My name is Traci Mulder, and I am 40 years old. I have been a breast cancer survivor for six years, since 9/11/2000, and this is my breast cancer story.
Read part one of my breast cancer story: Pregnant, With Breast Cancer: From Discovering a Lump to Breast Biopsy
Awaiting the Results of My Mammogram
Seven days after my mammogram, I went to pick up my mammogram films and report. I needed to take them with me to the surgeon the next day so she could better assess my situation and need for breast biopsy. I promised myself that I wouldn't look at the mammograms or report, since I don't know how to read or interpret films, and I headed out the clinic door.

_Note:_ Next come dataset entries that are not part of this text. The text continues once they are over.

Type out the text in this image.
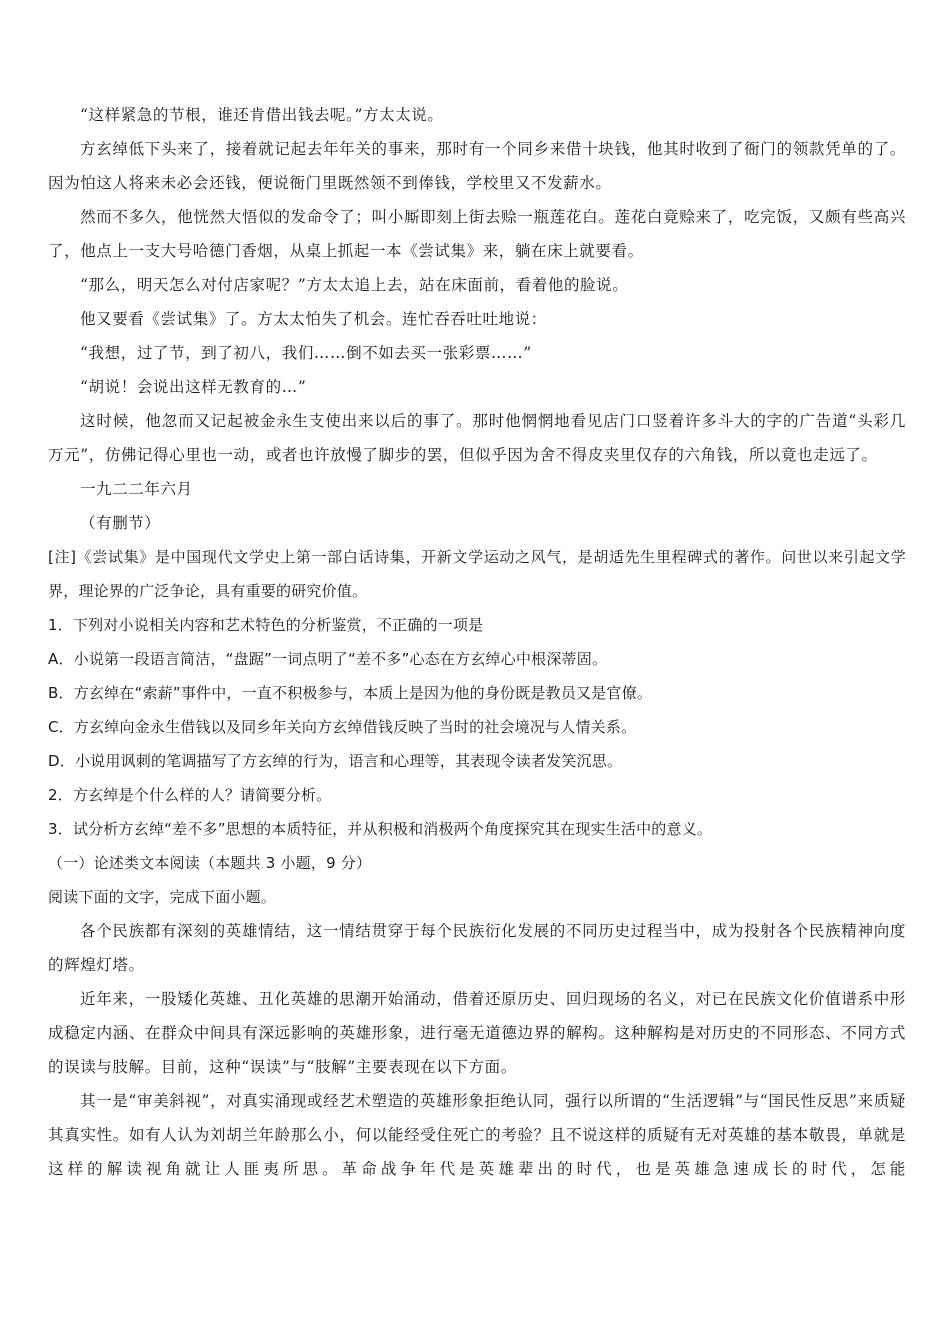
“这样紧急的节根，谁还肯借出钱去呢。”方太太说。
方玄绰低下头来了，接着就记起去年年关的事来，那时有一个同乡来借十块钱，他其时收到了衙门的领款凭单的了。因为怕这人将来未必会还钱，便说衙门里既然领不到俸钱，学校里又不发薪水。
然而不多久，他恍然大悟似的发命令了；叫小厮即刻上街去赊一瓶莲花白。莲花白竟赊来了，吃完饭，又颇有些高兴了，他点上一支大号哈德门香烟，从桌上抓起一本《尝试集》来，躺在床上就要看。
“那么，明天怎么对付店家呢？”方太太追上去，站在床面前，看着他的脸说。
他又要看《尝试集》了。方太太怕失了机会。连忙吞吞吐吐地说：
“我想，过了节，到了初八，我们……倒不如去买一张彩票……”
“胡说！会说出这样无教育的…”
这时候，他忽而又记起被金永生支使出来以后的事了。那时他惘惘地看见店门口竖着许多斗大的字的广告道“头彩几万元”，仿佛记得心里也一动，或者也许放慢了脚步的罢，但似乎因为舍不得皮夹里仅存的六角钱，所以竟也走远了。
一九二二年六月
（有删节）
[注]《尝试集》是中国现代文学史上第一部白话诗集，开新文学运动之风气，是胡适先生里程碑式的著作。问世以来引起文学界，理论界的广泛争论，具有重要的研究价值。
1．下列对小说相关内容和艺术特色的分析鉴赏，不正确的一项是
A．小说第一段语言简洁，“盘踞”一词点明了“差不多”心态在方玄绰心中根深蒂固。
B．方玄绰在“索薪”事件中，一直不积极参与，本质上是因为他的身份既是教员又是官僚。
C．方玄绰向金永生借钱以及同乡年关向方玄绰借钱反映了当时的社会境况与人情关系。
D．小说用讽刺的笔调描写了方玄绰的行为，语言和心理等，其表现令读者发笑沉思。
2．方玄绰是个什么样的人？请简要分析。
3．试分析方玄绰“差不多”思想的本质特征，并从积极和消极两个角度探究其在现实生活中的意义。
（一）论述类文本阅读（本题共 3 小题，9 分）
阅读下面的文字，完成下面小题。
各个民族都有深刻的英雄情结，这一情结贯穿于每个民族衍化发展的不同历史过程当中，成为投射各个民族精神向度的辉煌灯塔。
近年来，一股矮化英雄、丑化英雄的思潮开始涌动，借着还原历史、回归现场的名义，对已在民族文化价值谱系中形成稳定内涵、在群众中间具有深远影响的英雄形象，进行毫无道德边界的解构。这种解构是对历史的不同形态、不同方式的误读与肢解。目前，这种“误读”与“肢解”主要表现在以下方面。
其一是“审美斜视”，对真实涌现或经艺术塑造的英雄形象拒绝认同，强行以所谓的“生活逻辑”与“国民性反思”来质疑其真实性。如有人认为刘胡兰年龄那么小，何以能经受住死亡的考验？且不说这样的质疑有无对英雄的基本敬畏，单就是这样的解读视角就让人匪夷所思。革命战争年代是英雄辈出的时代，也是英雄急速成长的时代，怎能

I had the mammography report out before I got to my car.
"Birads 5!"
What is that? Is that the best or worst?
"Highly suggestive of malignancy."
What? This was supposed to be nothing! I drove directly to my husband’s office in tears. I still don't know how I got there without getting in an accident. Luckily, he saw me pull up and came out to meet me. I handed him the mammography report and continued to sit there and sob. He immediately grabbed his phone and had me page my friend, Brenda, who worked at the hospital.
When Brenda heard my voice and realized that I had read the report, she told me to meet her in ten minutes. Brenda spent at least an hour with me, talking with me, explaining things to me, crying with me, and praying with me. For Brenda to take so much of her time meant so much to me; to this day I am grateful for her support.
Breast Biopsy
The next day, I had an appointment with the surgeon, who took a needle biopsy of my swollen lymph node. Before leaving her office, we scheduled surgery for two days later. The doctor already knew the results of the needle biopsy but did not tell me until after she had all the information from the incisional biopsy. She had them do a frozen cross section, so she would get the results immediately.
"Malignant cells."
What?
"Cancer."
Me? This can't be!
The Shock of Breast Cancer Diagnosis: What About My Baby?
My very first question after being diagnosed with breast cancer was what about my baby? What could we do to protect my baby? The surgeon said she recommended an immediate mastectomy because the edges of the biopsy were not "clean." We couldn't do reconstruction at the same time because of the pregnancy, but that was fine with me. I didn’t care about breast reconstruction -- I just wanted to get this traitorous breast off my chest!
The next morning I got the call that we were scheduled for surgery the following Monday. Wait. I haven't even had 24 hours to digest the fact that I have cancer, and you want me to have surgery in three days? Okay, I guess I don't have a choice, but I did. A quick call to Brenda got me in for an emergency ultrasound to confirm the dates of my pregnancy.
Oh my God, no!!! No baby, what do you mean no baby?